System of equations for Lagrange multipliers

Question

I'm looking for all the critical points of $f(x,y,z) = 2xy + 2yz -2x^2 -2y^2 - 2z^2$ constrained to the surface of the unit sphere in $\mathbb{R}^3$. Thus far I've set up the Lagrange multiplier: $$\begin{bmatrix}2y-4x & 2x+2z-4y & 2y-4z \end{bmatrix} = \lambda\begin{bmatrix}2x&2y&2z\end{bmatrix}$$ So I have the system of equations: \begin{align*} y-2x&=\lambda x \\ x+z-2y&=\lambda y\\ y-2z&=\lambda z\\ x^2 + y^2 + z^2 &=1 \end{align*} So far I have thought of the case where $\lambda = 0$, which leads me to: \begin{align*} y&=2x \\ x+z&=2y\\ y&=2z\\ x^2 + y^2 + z^2 &=1 \end{align*} which appears to only have a solution $(x,y,z) = (0,0,0)$, but that violates the constraint.
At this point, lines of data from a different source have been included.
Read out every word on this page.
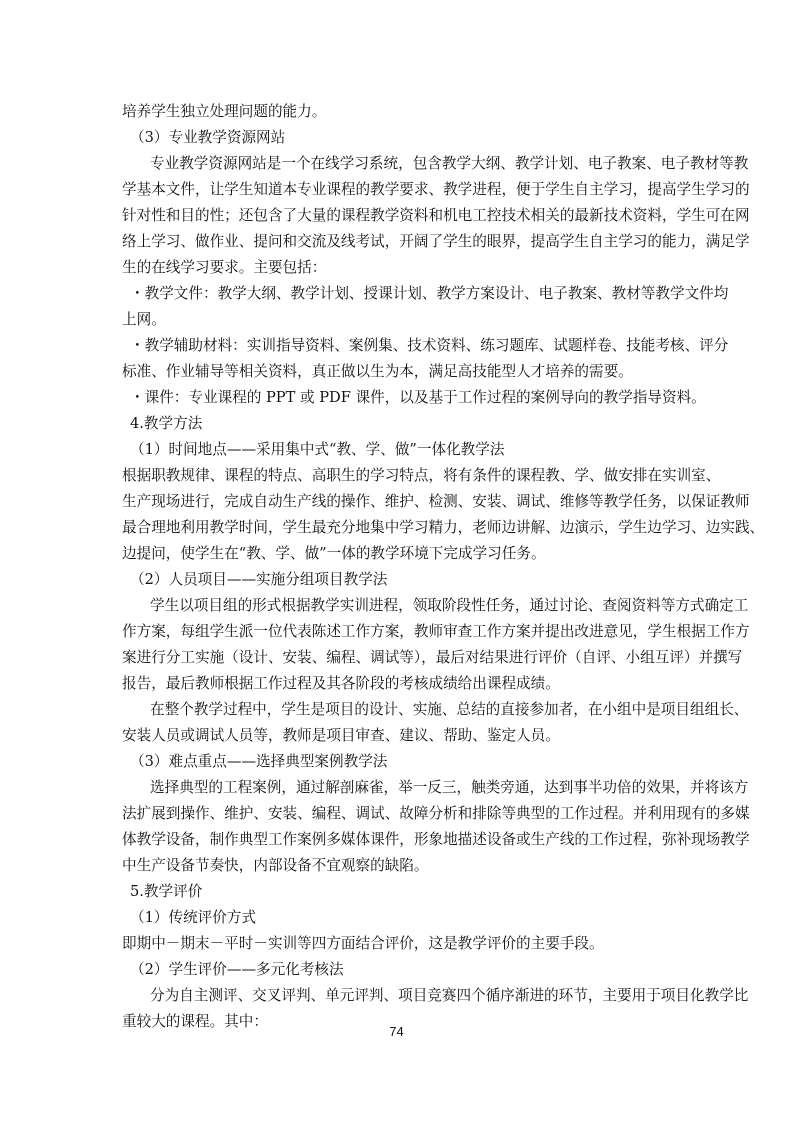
培养学生独立处理问题的能力。
（3）专业教学资源网站
专业教学资源网站是一个在线学习系统，包含教学大纲、教学计划、电子教案、电子教材等教
学基本文件，让学生知道本专业课程的教学要求、教学进程，便于学生自主学习，提高学生学习的
针对性和目的性；还包含了大量的课程教学资料和机电工控技术相关的最新技术资料，学生可在网
络上学习、做作业、提问和交流及线考试，开阔了学生的眼界，提高学生自主学习的能力，满足学
生的在线学习要求。主要包括：
・教学文件：教学大纲、教学计划、授课计划、教学方案设计、电子教案、教材等教学文件均
上网。
・教学辅助材料：实训指导资料、案例集、技术资料、练习题库、试题样卷、技能考核、评分
标准、作业辅导等相关资料，真正做以生为本，满足高技能型人才培养的需要。
・课件：专业课程的 PPT 或 PDF 课件，以及基于工作过程的案例导向的教学指导资料。
4.教学方法
（1）时间地点——采用集中式“教、学、做”一体化教学法
根据职教规律、课程的特点、高职生的学习特点，将有条件的课程教、学、做安排在实训室、
生产现场进行，完成自动生产线的操作、维护、检测、安装、调试、维修等教学任务，以保证教师
最合理地利用教学时间，学生最充分地集中学习精力，老师边讲解、边演示，学生边学习、边实践、
边提问，使学生在“教、学、做”一体的教学环境下完成学习任务。
（2）人员项目——实施分组项目教学法
学生以项目组的形式根据教学实训进程，领取阶段性任务，通过讨论、查阅资料等方式确定工
作方案，每组学生派一位代表陈述工作方案，教师审查工作方案并提出改进意见，学生根据工作方
案进行分工实施（设计、安装、编程、调试等），最后对结果进行评价（自评、小组互评）并撰写
报告，最后教师根据工作过程及其各阶段的考核成绩给出课程成绩。
在整个教学过程中，学生是项目的设计、实施、总结的直接参加者，在小组中是项目组组长、
安装人员或调试人员等，教师是项目审查、建议、帮助、鉴定人员。
（3）难点重点——选择典型案例教学法
选择典型的工程案例，通过解剖麻雀，举一反三，触类旁通，达到事半功倍的效果，并将该方
法扩展到操作、维护、安装、编程、调试、故障分析和排除等典型的工作过程。并利用现有的多媒
体教学设备，制作典型工作案例多媒体课件，形象地描述设备或生产线的工作过程，弥补现场教学
中生产设备节奏快，内部设备不宜观察的缺陷。
5.教学评价
（1）传统评价方式
即期中－期末－平时－实训等四方面结合评价，这是教学评价的主要手段。
（2）学生评价——多元化考核法
分为自主测评、交叉评判、单元评判、项目竞赛四个循序渐进的环节，主要用于项目化教学比
重较大的课程。其中：
74
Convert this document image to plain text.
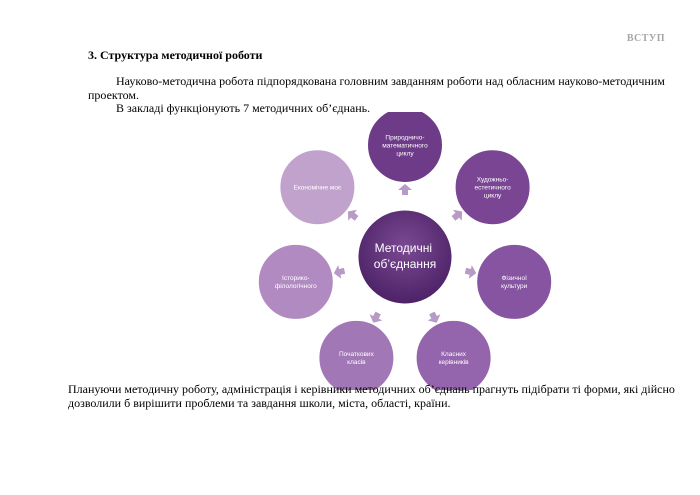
ВСТУП
3. Структура методичної роботи

Науково-методична робота підпорядкована головним завданням роботи над обласним науково-методичним проектом.

В закладі функціонують 7 методичних об’єднань.

Природничо-математичного циклу
Художньо-естетичного циклу
Фізичної культури
Класних керівників
Початкових класів
Історико-філологічного
Економічне моє
Методичні об’єднання

Плануючи методичну роботу, адміністрація і керівники методичних об’єднань прагнуть підібрати ті форми, які дійсно дозволили б вирішити проблеми та завдання школи, міста, області, країни.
Is this reasoning sound? How would I go about solving this system in the case that $\lambda \neq 0$? My fallback thought process was to try to use Newton's method, but that seems very tedious.

Answer 1

The first three equations form a homogeneous system of three linear equations in three variables depending on a $\lambda$. If that system has exactly one solution, then that solution is $(0,0,0)$, which doesn't satisfy the constraint. So, take the matrix of the coefficients of the system, compute its determinant and work only with those $\lambda$'s for which that determinant is $0$.